Иван Антонович поднял вверх длинный палец:

– Свои же собственные детские мечты, этот великий причудливый мир, взрослый человек, в конце концов, приравнивает к нулю, более того, он зачастую сожалеет, что так много попусту мечтал, вместо того чтобы действовать.

– Да-да, – подхватил старый библиотекарь, – в детских снах, помню, я летал, а теперь… – Он лишь грустно усмехнулся и махнул рукой. – Но день-то ведь наш. Днем мы властны над собой. Нам даровано счастье видеть вокруг себя детей, слышать их голоса.

Сонька делала вид, что читает записи в своей тетради, а сама, затаив дыхание, слушала этот разговор. Ее тайно волновало все это – жизнь, смерть, юность и старость. Время, незримое, неосязаемое время делало огромную работу, управляло всем, а само оставалось недосягаемым.

Сонька часто не понимала сама себя, не понимала своих поступков и ощущений. Последний разговор с Исаевым – о красках, о самолетах – вдруг открыл ей беспомощность этого сильного и смелого человека. Он бродил один по берегу, тосковал по своей жене, но не мог ничего поделать. И Сонька ощутила потребность вмешаться в ход событий. Она уже не чувствовала прежней беспечности. Ей казалось, что достаточно привести в движение некие оцепеневшие силы, и все само собой устроится. Она решила во что бы то ни стало починить ветряк. Ей казалось, что это непременно должно склеить чужую разладившуюся жизнь. А склеить ее было совершенно необходимо. Ведь Марина сказала про ветряк: «Стоит как немой укор». Конечно же, как только Сонька заставит крутиться лопасти, все придет в движение: Федор Степанович напишет Марине, что ветряк работает, что во дворе зеленеет трава… И она приедет…

10

Сонька сначала проверила, тот ли это подшипник, приложив вплотную к нему поломанный, затем вынула из сумки четвертинку водки и протянула ее слесарю.
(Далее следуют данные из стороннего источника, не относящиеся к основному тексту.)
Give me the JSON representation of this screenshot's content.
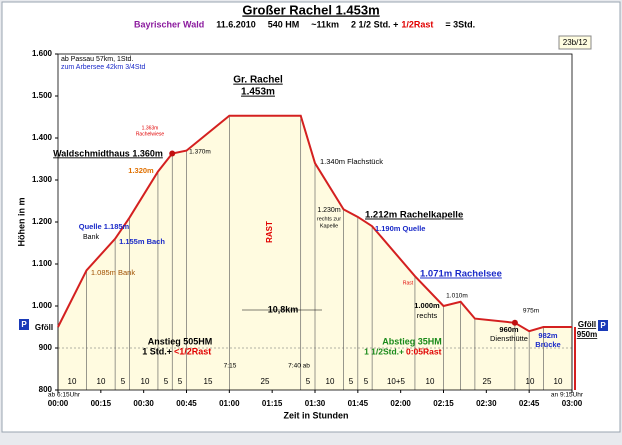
{
  "chart_data": {
    "type": "line",
    "title": "Großer Rachel 1.453m",
    "subtitle": [
      {
        "text": "Bayrischer Wald",
        "color": "#8b1a9e"
      },
      {
        "text": "11.6.2010",
        "color": "#000000"
      },
      {
        "text": "540 HM",
        "color": "#000000"
      },
      {
        "text": "~11km",
        "color": "#000000"
      },
      {
        "text": "2 1/2 Std. +",
        "color": "#000000"
      },
      {
        "text": "1/2Rast",
        "color": "#e00000"
      },
      {
        "text": "= 3Std.",
        "color": "#000000"
      }
    ],
    "badge": "23b/12",
    "info": [
      "ab Passau 57km, 1Std.",
      "zum Arbersee 42km 3/4Std"
    ],
    "xlabel": "Zeit in Stunden",
    "ylabel": "Höhen in m",
    "x": [
      0,
      10,
      20,
      25,
      35,
      40,
      45,
      60,
      85,
      90,
      100,
      105,
      110,
      125,
      135,
      141,
      146,
      160,
      165,
      170,
      180
    ],
    "values": [
      950,
      1085,
      1160,
      1210,
      1320,
      1363,
      1370,
      1453,
      1453,
      1340,
      1230,
      1212,
      1190,
      1071,
      1000,
      1010,
      970,
      960,
      940,
      950,
      950
    ],
    "color": "#d42020",
    "fill": "#fffbe0",
    "xlim": [
      0,
      180
    ],
    "xticks": [
      {
        "value": 0,
        "label": "00:00"
      },
      {
        "value": 15,
        "label": "00:15"
      },
      {
        "value": 30,
        "label": "00:30"
      },
      {
        "value": 45,
        "label": "00:45"
      },
      {
        "value": 60,
        "label": "01:00"
      },
      {
        "value": 75,
        "label": "01:15"
      },
      {
        "value": 90,
        "label": "01:30"
      },
      {
        "value": 105,
        "label": "01:45"
      },
      {
        "value": 120,
        "label": "02:00"
      },
      {
        "value": 135,
        "label": "02:15"
      },
      {
        "value": 150,
        "label": "02:30"
      },
      {
        "value": 165,
        "label": "02:45"
      },
      {
        "value": 180,
        "label": "03:00"
      }
    ],
    "ylim": [
      800,
      1600
    ],
    "yticks": [
      800,
      900,
      {
        "value": 1000,
        "label": "1.000"
      },
      {
        "value": 1100,
        "label": "1.100"
      },
      {
        "value": 1200,
        "label": "1.200"
      },
      {
        "value": 1300,
        "label": "1.300"
      },
      {
        "value": 1400,
        "label": "1.400"
      },
      {
        "value": 1500,
        "label": "1.500"
      },
      {
        "value": 1600,
        "label": "1.600"
      }
    ],
    "segment_labels": [
      "10",
      "10",
      "5",
      "10",
      "5",
      "5",
      "15",
      "25",
      "5",
      "10",
      "5",
      "5",
      "10+5",
      "10",
      "25",
      "10",
      "10"
    ],
    "time_labels": [
      "ab 6:15Uhr",
      "7:15",
      "7:40 ab",
      "an 9:15Uhr"
    ],
    "annotations": [
      {
        "text": "Gr. Rachel",
        "color": "#000000"
      },
      {
        "text": "1.453m",
        "color": "#000000"
      },
      {
        "text": "Waldschmidthaus 1.360m",
        "color": "#000000"
      },
      {
        "text": "1.370m",
        "color": "#000000"
      },
      {
        "text": "1.363m",
        "color": "#e00000"
      },
      {
        "text": "Rachelwiese",
        "color": "#e00000"
      },
      {
        "text": "1.320m",
        "color": "#e07000"
      },
      {
        "text": "1.340m Flachstück",
        "color": "#000000"
      },
      {
        "text": "Quelle 1.185m",
        "color": "#1a2ac8"
      },
      {
        "text": "Bank",
        "color": "#000000"
      },
      {
        "text": "1.155m Bach",
        "color": "#1a2ac8"
      },
      {
        "text": "1.085m Bank",
        "color": "#a05000"
      },
      {
        "text": "RAST",
        "color": "#e00000"
      },
      {
        "text": "1.230m",
        "color": "#000000"
      },
      {
        "text": "rechts zur",
        "color": "#000000"
      },
      {
        "text": "Kapelle",
        "color": "#000000"
      },
      {
        "text": "1.212m Rachelkapelle",
        "color": "#000000"
      },
      {
        "text": "1.190m Quelle",
        "color": "#1a2ac8"
      },
      {
        "text": "1.071m Rachelsee",
        "color": "#1a2ac8"
      },
      {
        "text": "Rast",
        "color": "#e00000"
      },
      {
        "text": "1.010m",
        "color": "#000000"
      },
      {
        "text": "1.000m",
        "color": "#000000"
      },
      {
        "text": "rechts",
        "color": "#000000"
      },
      {
        "text": "975m",
        "color": "#000000"
      },
      {
        "text": "960m",
        "color": "#000000"
      },
      {
        "text": "Diensthütte",
        "color": "#000000"
      },
      {
        "text": "982m",
        "color": "#1a2ac8"
      },
      {
        "text": "Brücke",
        "color": "#1a2ac8"
      },
      {
        "text": "10,8km",
        "color": "#000000"
      },
      {
        "text": "Anstieg 505HM",
        "color": "#000000"
      },
      {
        "text": "1 Std.+",
        "color": "#000000"
      },
      {
        "text": "<1/2Rast",
        "color": "#e00000"
      },
      {
        "text": "Abstieg 35HM",
        "color": "#1a8a1a"
      },
      {
        "text": "1 1/2Std.+",
        "color": "#1a8a1a"
      },
      {
        "text": "0:05Rast",
        "color": "#e00000"
      },
      {
        "text": "Gföll",
        "color": "#000000"
      },
      {
        "text": "Gföll",
        "color": "#000000"
      },
      {
        "text": "950m",
        "color": "#000000"
      },
      {
        "text": "P",
        "color": "#ffffff"
      },
      {
        "text": "P",
        "color": "#ffffff"
      }
    ]
  }
}
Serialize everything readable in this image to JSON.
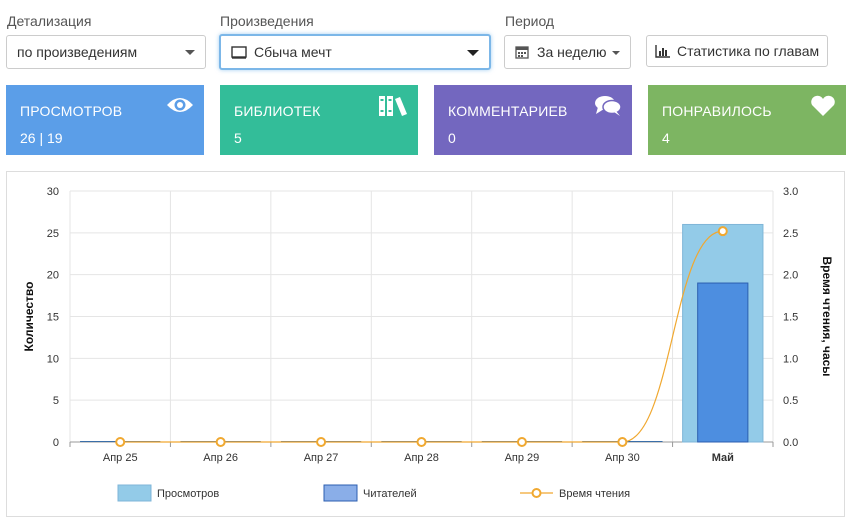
{
  "filters": {
    "detail_label": "Детализация",
    "detail_value": "по произведениям",
    "works_label": "Произведения",
    "works_value": "Сбыча мечт",
    "period_label": "Период",
    "period_value": "За неделю",
    "chapters_button": "Статистика по главам"
  },
  "cards": [
    {
      "title": "ПРОСМОТРОВ",
      "value": "26 | 19",
      "icon": "eye-icon",
      "color": "#5b9ee8"
    },
    {
      "title": "БИБЛИОТЕК",
      "value": "5",
      "icon": "books-icon",
      "color": "#33bd99"
    },
    {
      "title": "КОММЕНТАРИЕВ",
      "value": "0",
      "icon": "comments-icon",
      "color": "#7367bf"
    },
    {
      "title": "ПОНРАВИЛОСЬ",
      "value": "4",
      "icon": "heart-icon",
      "color": "#7db562"
    }
  ],
  "chart_data": {
    "type": "bar",
    "categories": [
      "Апр 25",
      "Апр 26",
      "Апр 27",
      "Апр 28",
      "Апр 29",
      "Апр 30",
      "Май"
    ],
    "series": [
      {
        "name": "Просмотров",
        "type": "bar",
        "axis": "left",
        "color": "#93cbe8",
        "values": [
          0,
          0,
          0,
          0,
          0,
          0,
          26
        ]
      },
      {
        "name": "Читателей",
        "type": "bar",
        "axis": "left",
        "color": "#4d8ee0",
        "values": [
          0,
          0,
          0,
          0,
          0,
          0,
          19
        ]
      },
      {
        "name": "Время чтения",
        "type": "line",
        "axis": "right",
        "color": "#f0a830",
        "values": [
          0,
          0,
          0,
          0,
          0,
          0,
          2.52
        ]
      }
    ],
    "ylabel": "Количество",
    "y2label": "Время чтения, часы",
    "ylim": [
      0,
      30
    ],
    "y2lim": [
      0,
      3.0
    ],
    "yticks": [
      "0",
      "5",
      "10",
      "15",
      "20",
      "25",
      "30"
    ],
    "y2ticks": [
      "0.0",
      "0.5",
      "1.0",
      "1.5",
      "2.0",
      "2.5",
      "3.0"
    ],
    "grid": true,
    "legend_position": "bottom"
  }
}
– Ну что, выпьем? – услышала она чей-то смутно знакомый голос. Обернувшись, увидела пожилого слесаря, когда-то работавшего с ее отцом.

– Здравствуй, Соня! – он протянул ей огромную черную руку со сбитыми ногтями, покрытую ссадинами.

– Здравствуйте!

Сонька обрадовалась этой неожиданной встрече – она всегда радовалась, когда встречала знакомых своего отца, – но никак не могла припомнить имени старого слесаря.

– Да Савватеич я, забыла уж… Оно и немудрено. Махонькая ведь была… Как хоть живешь-то?

– Хорошо.

– Вижу по тебе, что хорошо. А здесь что делаешь?

– Подшипник вот мне нужен был для ветряка… – Сонька показала подшипник. – А он достал, – кивнула она на парня.

– За водку? – прищурившись, покосился старик на парня. – Ох и дурак ты, хлопец… Дай-ка, Соня, сюда.

Сонька, недоумевая, в чем дело, протянула Савватеичу подшипник. Старик бросил его к ногам парня.

– Пойдем, я тебе другой такой достану, тут этого старого хлама сколько хочешь валяется.

Савватеич нашел для Соньки пару подшипников, набил баночку солидолом, аккуратно завернул все в газету. Он ни за что не хотел отпускать Соньку. Повел ее с собой в заводскую столовую, накормил, купил ей в буфете кулек конфет.